High-nitrogen fertilizers ♦ have long been recommended for use with orchids potted in fir bark or fir bark mixes. The reason for extra nitrogen is that the bacteria that cause the bark to decay use up much of the available nitrogen, thus depleting the orchid. This practice has recently come into question. Nonetheless, using a high-nitrogen fertilizer, especially in spring at the beginning of the growing season, can promote strong vegetative growth under ideal conditions. An example of high-nitrogen fertilizer would be 30-10-10.
Bloom or blossom-booster formulas are high ♦ in phosphorus. Typically, high-phosphorus fertilizers are applied every other week for four to six applications the season before expected bloom. For winter–spring blooming orchids, bloom booster is usually applied in the autumn. Vandaceous hybrids and other orchids that bloom throughout the year can be given bloom booster every third or fourth fertilizing. An example of a bloom booster would be 10-30-20. Fertilizers used on orchids should contain little or no urea. This is because soil organisms must first convert the nitrogen in urea to a form useable by plants, and since orchids do not grow in soil, this conversion does not occur efficiently.
How fertilizer APPLICATION is applied varies as much as orchids themselves.

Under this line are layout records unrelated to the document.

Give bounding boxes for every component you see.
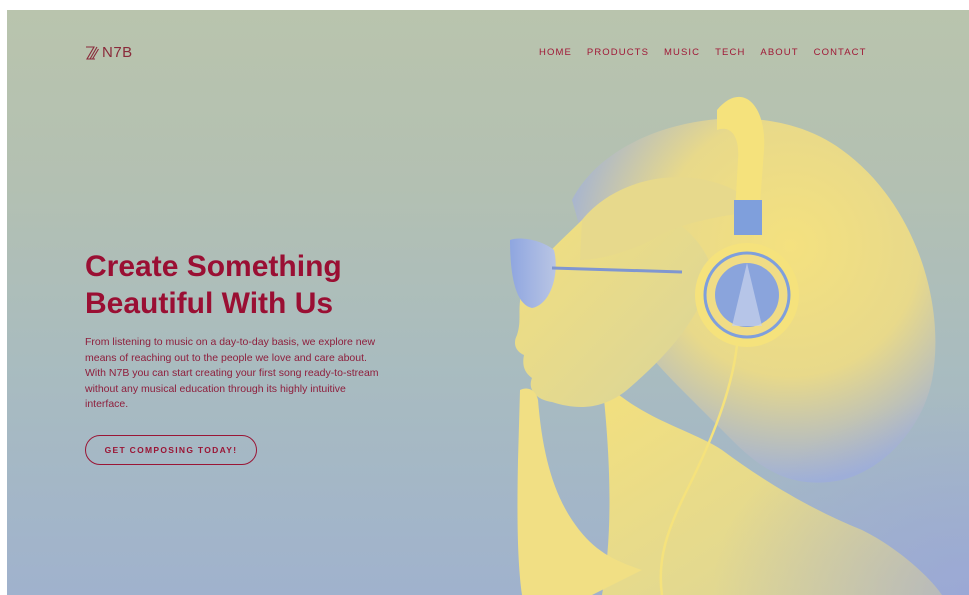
nav-music[interactable]: MUSIC bbox=[664, 47, 700, 58]
headphone-slider bbox=[734, 200, 762, 235]
hero-title-line-1: Create Something bbox=[85, 250, 342, 283]
hero-title-line-2: Beautiful With Us bbox=[85, 287, 334, 320]
landing-page: N7B HOME PRODUCTS MUSIC TECH ABOUT CONTA… bbox=[7, 10, 969, 595]
nav-home[interactable]: HOME bbox=[539, 47, 572, 58]
nav-about[interactable]: ABOUT bbox=[760, 47, 798, 58]
hero-description: From listening to music on a day-to-day … bbox=[85, 336, 379, 410]
main-nav: HOME PRODUCTS MUSIC TECH ABOUT CONTACT bbox=[539, 47, 867, 58]
nav-contact[interactable]: CONTACT bbox=[814, 47, 867, 58]
logo-text: N7B bbox=[102, 44, 133, 61]
brand-logo[interactable]: N7B bbox=[85, 44, 133, 61]
hero-title: Create Something Beautiful With Us bbox=[85, 248, 425, 322]
nav-tech[interactable]: TECH bbox=[715, 47, 745, 58]
hero-photo-woman-with-headphones bbox=[510, 96, 942, 595]
nav-products[interactable]: PRODUCTS bbox=[587, 47, 649, 58]
n7b-slash-logo-icon bbox=[86, 45, 99, 60]
get-composing-button[interactable]: GET COMPOSING TODAY! bbox=[85, 435, 257, 465]
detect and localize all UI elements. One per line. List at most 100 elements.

Typically, plants are fertilized once a week during spring and summer and every two weeks in the autumn and winter. Regardless of the fertilizer that you choose, most experienced growers use ½ the label-recommended strength. Remember, in nature epiphytic orchids’ roots are exposed and the only nutrients they receive are from bird and animal droppings, decaying insects and detritus. The old saying about fertilizing orchids is: Feed them weekly weakly. Fertilizer is best applied in the morning on sunny days. For mounted orchids, or orchids with exposed roots, such as vandas in empty baskets, many growers routinely first water the plants and then follow with fertilizer a half hour later. The watering before fertilizing prepares the spongy velamen of the orchid roots to better utilize the fertilizer. Orchids in pots are usually not watered first but some growers have their own techniques.
There are requirements specific to certain orchids. For instance, do not fertilize nobile-type dendrobiums after early autumn. This rule actually applies to all orchids that have decided rest periods and all deciduous orchids. Fertilizing them while in their rest period keeps them in continual growth instead of resting before producing flowers. In other words, you may get a lot of growth and no flowers.
There are also many secret recipes growers use that supposedly produce stronger plants or more flowers. Certainly, vitamins and micronutrients are as essential as the building blocks of plant growth mentioned above. Elements such as magnesium, boron, calcium, carbon and others are required for strong plant growth. All in all, although there are certain practices that are documented as being helpful, it has not been proven that supplements actually contribute to improved growth in orchids — but it probably doesn’t hurt to use them.